In python, that answer is poisson.pmf(k, μT/τ)
.
In your case, you know μ, the number of goals expected in a 90 minutes time frame. You know that the time frame left to score is 20 minutes. If 2.69 goals are expected in a time frame of 90 minutes then 0.5978 goals are expected in a time frame of 20 minutes (at least, that is Poisson postulates that things work that way).
Therefore, the probability for that team to score no other goal in that timeframe is poisson.pmf(0, 0.5978)
. Or, using your keyword style poisson.pmf(mu=0.5978, k=0)
. Or using loc
, to have the total amount of goals poisson.pmf(mu=0.5978, k=2, loc=2)
(but that is just cosmetic. Having a loc parameter just replace k by k-loc
)
So, long story short, you just need to scale down xgh
and xga
so that they reflect the expected number of goals in the remaining time.
for i, l in zip(range(0, 6), range(0, 6)):
ph = poisson.pmf(mu=xgh*(90-minute)/90, k=i, loc=hg)
phs.append(ph)
pa = poisson.pmf(mu=xga*(90-minute)/90, k=l, loc=ag)
pas.append(pa)
While at it, and since there is a python
tag, some comments on the code
for i, l in zip(range(0, 6), range(0, 6)):
print(i,l)
produces
0 0
1 1
2 2
3 3
4 4
5 5
So it is quite strange not to use a single variable. Especially if you consider that there is no way you could use different ranges (zip
must be used with iterables of the same length. And we don't see under which circumstances, we would need, for example, i to grow from 0 to 5, while l would grow from 0 to 10)
So just
for k in range(0, 6):
ph = poisson.pmf(mu=xgh*(90-minute)/90, k=k, loc=hg)
phs.append(ph)
pa = poisson.pmf(mu=xga*(90-minute)/90, k=k, loc=ag)
pas.append(pa)
I surmise, especially because of what is the object of the next remark, that once upon a time, there was a product
instead of that zip
, before you realized that this was computing several time the same exact pmf
.
That usage of product has probably been then reduced to the task of computing phs[i]×pas[j]
for all i,j
. That is a good usage of product
.
But, since you have 2 arrays, and you intend to build a numpy array from those phs[i]×pas[j]
, let numpy do the job. It will be more efficient at it.
prod_table = np.array(phs).reshape(-1,1)*np.array(pas)
Which leads to another optimization. If the goal is to transform phs
and pha
into arrays, so that we can mutiply them (one as a line, another as a column) to get the table, why not let numpy build that array directly.

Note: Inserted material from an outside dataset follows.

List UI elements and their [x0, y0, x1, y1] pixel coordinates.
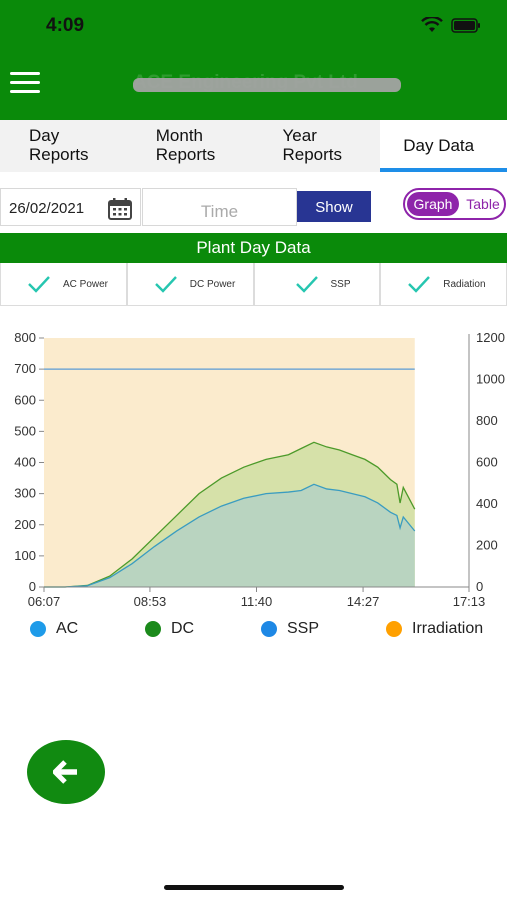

As many numpy function, pmf
can have k being a list rather than a scalar, and then returns a list rather than a scalar.
So
phs=poisson.pmf(mu=xgh*(90-minute)/90, k=range(6), loc=hg)
pas=poisson.pmf(mu=xga*(90-minute)/90, k=range(6), loc=ag)
So, altogether
prod_table=poisson.pmf(mu=xgh*(90-minute)/90, k=range(6), loc=hg).reshape(-1,1)*poisson.pmf(mu=xga*(90-minute)/90, k=range(6), loc=ag)
Optimisations | Time in μs |
---|---|
Without | 1647 μs |
With | 329 μs |
So, it is not just most compact and readable. It is also (almost exactly) 5 times faster.